12 Mar 2014
Blogger asks City officials for permission to build freeride features, denied for a third time
This blogger asked City of Durango officials to revisit a previous request of Ben Bain and I to adopt existing trails on City open space lands and build optional freeride features there.
Part of our request to the City was also to encourage directional travel on Star Wars Trail in Test Tracks, aka Overend Mountain Park.

Star Wars Trail in Test Tracks was one trail where Ben Bain and I had requested permission to do maintenance and build freeride features. We also asked the City to encourage directional travel on the Trail.
It was all turned down for a third time by Durango’s Parks and Recreation Director Cathy Metz and the Natural Lands Board at their meeting on Monday night.
Metz said that the issue would be discussed further with the City’s new Natural Surface Trails Committee before our request to build features and do maintenance is revisited.

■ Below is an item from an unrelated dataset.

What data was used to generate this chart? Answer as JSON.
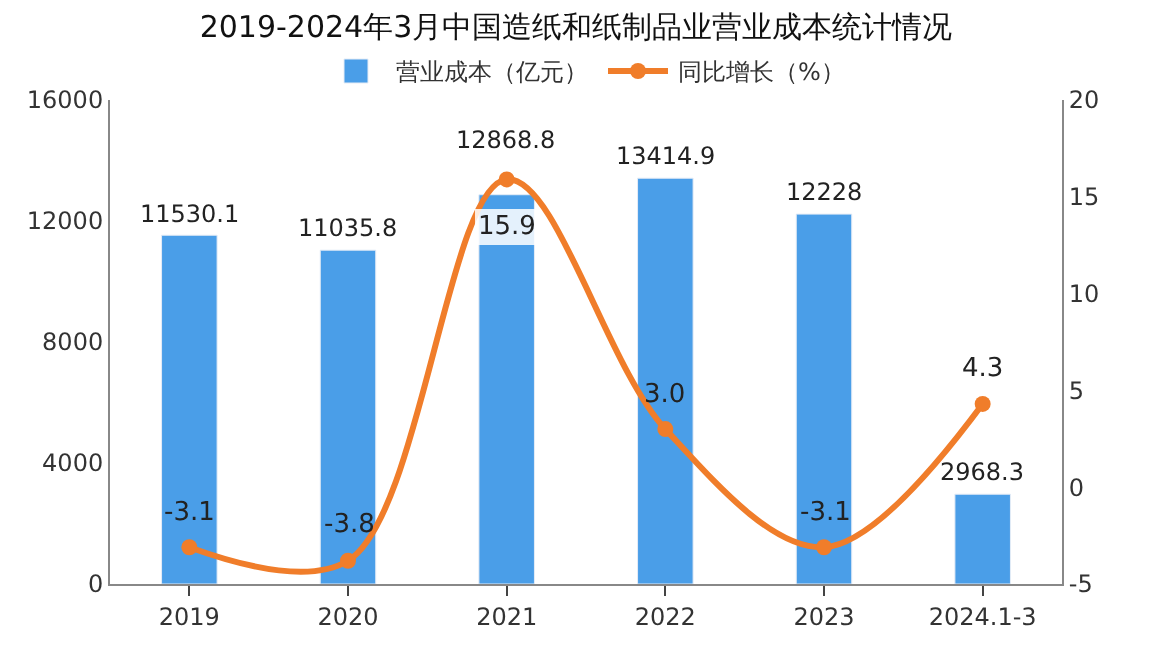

“There needs to be public engagement, because there’s lots of people that are interested in this topic,” said Metz. “We sort of want to talk it through on the Committee level, and then bring it back and fill the community in on this so they can help us out with this conversation.”
Meanwhile, the City is destroying freeride features on City open space lands at an increasing rate, with Metz implementing this effort, citing the fact that the features were not approved of by the City in some official capacity.

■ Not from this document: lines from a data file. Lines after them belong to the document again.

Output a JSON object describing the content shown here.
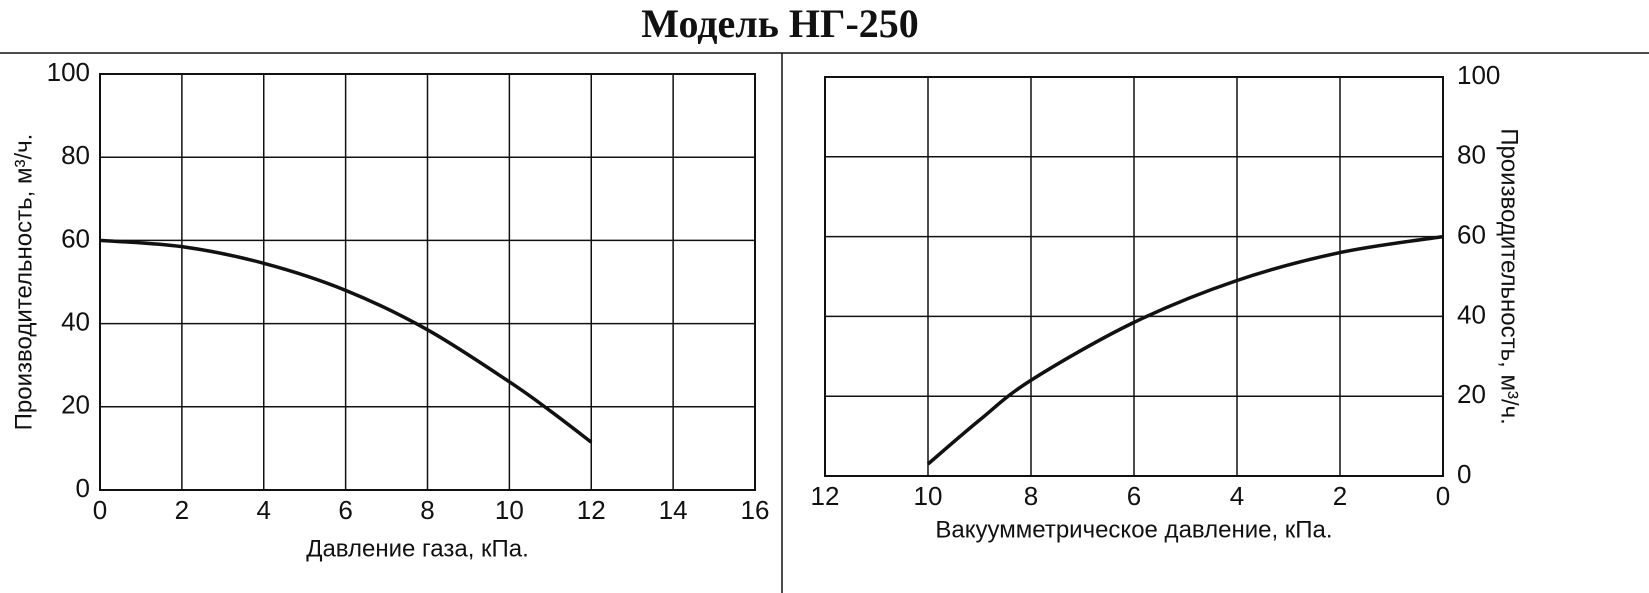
{
  "title": "Модель НГ-250",
  "chart_data": [
    {
      "type": "line",
      "x_label": "Давление газа, кПа.",
      "y_label": "Производительность, м³/ч.",
      "x": [
        0,
        2,
        4,
        6,
        8,
        10,
        11,
        12
      ],
      "series": [
        {
          "color": "#111111",
          "values": [
            60,
            58.5,
            54.5,
            48,
            38.5,
            26,
            19,
            11.5
          ]
        }
      ],
      "xlim": [
        0,
        16
      ],
      "xticks": [
        0,
        2,
        4,
        6,
        8,
        10,
        12,
        14,
        16
      ],
      "ylim": [
        0,
        100
      ],
      "yticks": [
        0,
        20,
        40,
        60,
        80,
        100
      ],
      "grid": true,
      "y_axis_side": "left"
    },
    {
      "type": "line",
      "x_label": "Вакуумметрическое давление, кПа.",
      "y_label": "Производительность, м³/ч.",
      "x": [
        10,
        9,
        8,
        6,
        4,
        2,
        0
      ],
      "series": [
        {
          "color": "#111111",
          "values": [
            3,
            14,
            24,
            38.5,
            49,
            56,
            60
          ]
        }
      ],
      "xlim": [
        12,
        0
      ],
      "xticks": [
        12,
        10,
        8,
        6,
        4,
        2,
        0
      ],
      "ylim": [
        0,
        100
      ],
      "yticks": [
        0,
        20,
        40,
        60,
        80,
        100
      ],
      "grid": true,
      "y_axis_side": "right"
    }
  ]
}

La Plata Open Space Conservancy holds the conservation easements for most of the City’s open space lands where much of the City’s destruction is taking place.
Metz said that she had her staff destroy several freeride features in Horse Gulch at the request of La Plata Open Space Conservancy’s Executive Director Amy Schwarzbach. Schwarzbach later confirmed those requests to Metz, telling this blogger that the conservation easements for those lands barred the existence of structures there that were not approved of by City officials.
The request was made based on site monitoring data that was collected, said Schwarzbach and Metz.